For the Bible Tells Me So makes a very moving appeal on behalf of accepting gays and lesbians by presenting the history of several families with deeply religious and conventional backgrounds who find, to the surprise of all, that one member of the family is gay. As a presentation of the idea that gay people come from very normal, boring, everyday backgrounds and live very normal, boring, everyday lives, it succeeds wonderfully. It turns out that gays and lesbians are just like you and me, just more gay and lesbian. This is still news to too many people, and I praise the film for the effectiveness with which it makes this salient observation.

As a presentation on theology, it fares badly. It discusses the several places in the Bible -- New Testament and Old -- in which homosexuality is condemned, including Leviticus 20:13:

If a man lies with a man as one lies with a woman, both of them have done what is detestable. They must be put to death; their blood will be on their own heads.
In the face of such teachings, the film interviews assorted preachers, theologians, and believers who repeatedly make the point that such a passage is not to be taken literally. They point out that no one bothers to take surrounding passages literally, such as Leviticus 20:9 and 20:10:
If anyone curses his father or mother, he must be put to death. He has cursed his father or his mother, and his blood will be on his own head.

If a man commits adultery with another man's wife—with the wife of his neighbor—both the adulterer and the adulteress must be put to death.
It turns out that god wants to kill pretty much everyone for pretty much everything that has ever happened in a novel, and plenty besides that -- Deuteronomy 22, for example, is a smörgåsbord of offenses to god that never quite seem to make it to state-level ballot measures. Why, many in the film ask, is so much passion and energy devoted to one bit of Biblical teaching but not to all?

It's a valid question in its way, but it does not erase the force or clarity of Leviticus 20:13. God wants the gays killed yesterday. Period. And in Romans 1 and 1 Corinthians 6, Paul made clear that gentle Jesus meek and mild still wanted the gays killed yesterday.

Other participants in the film make the point that the Bible's anti-gay passages can only be properly understood "in context," and whatever that context is -- I didn't get a clear sense of it except to note that no two of them seemed to agree on what it was -- it amounts to a negation of what the text flatly says. So if we read Leviticus 20:13 "in context," it should come with clarifying text, something along these lines -- clarifying, contextualizing words highlighted with bolding:
God would be a real asshole if he said that if a man lies with a man as one lies with a woman, both of them have done what is detestable. They must be put to death; their blood will be on their own heads.
Or here's another try:
Back in the bad old days, before he had really thought through the matter thoroughly, god would say that if a man lies with a man as one lies with a woman, both of them have done what is detestable. They must be put to death; their blood will be on their own heads.
Or here's a final try at pegging that proper context:
If a man lies with a man as one lies with a woman, both of them have done what is detestable. They must be put to death; their blood will be on their own heads. Just kidding! Wouldn't that be awful!? Be as gay as you like.
Far from me to make light of anti-gay bigotry. In fact my point here is to take careful note of a very significant example and source of it: Christianity. Or if you prefer, Judeo-Christianity, or Abrahamic religion.

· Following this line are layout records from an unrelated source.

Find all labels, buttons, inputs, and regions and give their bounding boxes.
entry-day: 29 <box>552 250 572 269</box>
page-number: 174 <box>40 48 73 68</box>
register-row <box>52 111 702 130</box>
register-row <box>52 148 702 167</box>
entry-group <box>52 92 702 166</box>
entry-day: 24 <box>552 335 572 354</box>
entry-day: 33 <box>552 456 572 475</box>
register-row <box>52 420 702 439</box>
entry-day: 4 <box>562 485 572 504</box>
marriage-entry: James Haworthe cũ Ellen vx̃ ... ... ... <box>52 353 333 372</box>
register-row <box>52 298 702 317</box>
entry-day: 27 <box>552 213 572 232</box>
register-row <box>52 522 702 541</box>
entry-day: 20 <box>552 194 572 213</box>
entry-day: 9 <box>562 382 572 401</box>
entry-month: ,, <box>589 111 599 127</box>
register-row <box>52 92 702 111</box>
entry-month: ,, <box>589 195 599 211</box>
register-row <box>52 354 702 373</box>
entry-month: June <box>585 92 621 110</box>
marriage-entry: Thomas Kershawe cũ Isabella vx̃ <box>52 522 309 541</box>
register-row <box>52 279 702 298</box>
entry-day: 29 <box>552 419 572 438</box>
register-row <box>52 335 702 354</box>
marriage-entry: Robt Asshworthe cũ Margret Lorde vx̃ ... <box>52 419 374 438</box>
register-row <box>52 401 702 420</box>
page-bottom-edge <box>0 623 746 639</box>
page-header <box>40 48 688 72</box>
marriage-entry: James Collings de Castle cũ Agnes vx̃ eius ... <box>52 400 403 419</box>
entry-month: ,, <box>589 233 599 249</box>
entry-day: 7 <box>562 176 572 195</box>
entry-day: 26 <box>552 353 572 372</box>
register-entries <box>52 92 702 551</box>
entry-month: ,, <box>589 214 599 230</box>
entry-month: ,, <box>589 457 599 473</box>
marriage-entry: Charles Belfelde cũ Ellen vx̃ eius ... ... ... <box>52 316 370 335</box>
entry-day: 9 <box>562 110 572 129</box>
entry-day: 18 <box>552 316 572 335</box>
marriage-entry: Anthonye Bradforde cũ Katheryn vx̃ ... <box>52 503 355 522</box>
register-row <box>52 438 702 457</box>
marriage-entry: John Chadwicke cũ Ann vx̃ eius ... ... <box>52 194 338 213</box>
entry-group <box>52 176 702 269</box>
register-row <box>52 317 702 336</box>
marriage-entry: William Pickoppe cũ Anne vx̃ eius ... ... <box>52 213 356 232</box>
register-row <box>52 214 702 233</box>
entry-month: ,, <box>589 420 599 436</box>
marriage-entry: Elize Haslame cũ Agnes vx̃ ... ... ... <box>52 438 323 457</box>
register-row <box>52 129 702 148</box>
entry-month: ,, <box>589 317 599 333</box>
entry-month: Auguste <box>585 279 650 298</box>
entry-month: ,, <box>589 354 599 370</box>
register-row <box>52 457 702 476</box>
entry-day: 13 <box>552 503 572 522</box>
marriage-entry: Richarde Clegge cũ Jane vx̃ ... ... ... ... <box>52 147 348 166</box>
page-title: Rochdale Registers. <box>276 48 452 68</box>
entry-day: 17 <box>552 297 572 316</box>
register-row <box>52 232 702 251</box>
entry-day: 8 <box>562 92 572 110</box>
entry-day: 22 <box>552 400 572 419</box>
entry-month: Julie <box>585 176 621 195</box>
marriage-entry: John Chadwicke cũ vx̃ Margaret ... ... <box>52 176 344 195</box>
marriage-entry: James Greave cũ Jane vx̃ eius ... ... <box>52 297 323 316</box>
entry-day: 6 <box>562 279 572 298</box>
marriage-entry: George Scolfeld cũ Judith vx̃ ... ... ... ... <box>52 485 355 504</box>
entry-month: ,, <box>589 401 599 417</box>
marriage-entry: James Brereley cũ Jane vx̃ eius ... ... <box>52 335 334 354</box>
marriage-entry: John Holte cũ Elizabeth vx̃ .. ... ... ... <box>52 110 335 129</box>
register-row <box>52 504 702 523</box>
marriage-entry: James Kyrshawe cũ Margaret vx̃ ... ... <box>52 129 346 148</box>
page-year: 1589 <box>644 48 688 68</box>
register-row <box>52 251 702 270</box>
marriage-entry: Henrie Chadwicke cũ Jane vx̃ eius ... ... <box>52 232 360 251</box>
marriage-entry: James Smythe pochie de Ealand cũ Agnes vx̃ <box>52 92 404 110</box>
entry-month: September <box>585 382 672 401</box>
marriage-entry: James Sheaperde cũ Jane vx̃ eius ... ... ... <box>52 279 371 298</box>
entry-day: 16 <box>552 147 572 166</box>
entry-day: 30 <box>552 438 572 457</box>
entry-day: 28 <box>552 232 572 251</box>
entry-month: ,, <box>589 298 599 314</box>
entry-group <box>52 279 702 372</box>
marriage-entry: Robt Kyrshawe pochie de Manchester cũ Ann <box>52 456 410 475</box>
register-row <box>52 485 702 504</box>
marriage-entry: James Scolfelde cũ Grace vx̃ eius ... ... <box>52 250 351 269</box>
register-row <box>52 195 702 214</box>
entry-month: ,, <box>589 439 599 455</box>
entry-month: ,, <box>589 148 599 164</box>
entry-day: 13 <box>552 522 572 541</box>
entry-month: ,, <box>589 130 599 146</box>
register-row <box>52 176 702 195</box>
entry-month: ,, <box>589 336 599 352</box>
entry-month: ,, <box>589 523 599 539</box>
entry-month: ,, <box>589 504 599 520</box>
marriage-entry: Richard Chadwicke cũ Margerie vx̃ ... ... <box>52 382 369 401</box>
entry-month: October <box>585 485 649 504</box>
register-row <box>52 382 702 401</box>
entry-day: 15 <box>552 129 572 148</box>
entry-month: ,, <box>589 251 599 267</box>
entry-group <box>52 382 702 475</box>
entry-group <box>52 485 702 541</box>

As he is represented in the so-called holy books of the world's three leading brands of monotheism, god is an anti-gay bigot. We can lay that bigotry at the feet of the fallible persons who actually wrote the books, and watch the baton of bigotry pass along to the many who have carefully preserved the books (strongly anti-gay sentiments unaltered) down to the present time. We can, I suppose, "feel in our hearts" that god has been misquoted, which seems to be the bottom line of many of the decent and well-meaning people presented in For the Bible Tells Me So.

To me, the proper response is to see the matter clearly and follow the implications. If you're gay, god wants you dead. If you have a gay child or a gay sibling, god wants your gay child or gay sibling dead. If you still want to cling to god through that, knowing what you know about love and life, feel free to do so. But for me, this is just one example of how the god of the Bible is a twisted monster, and a good enough reason I am glad he doesn't actually exist. That's my context.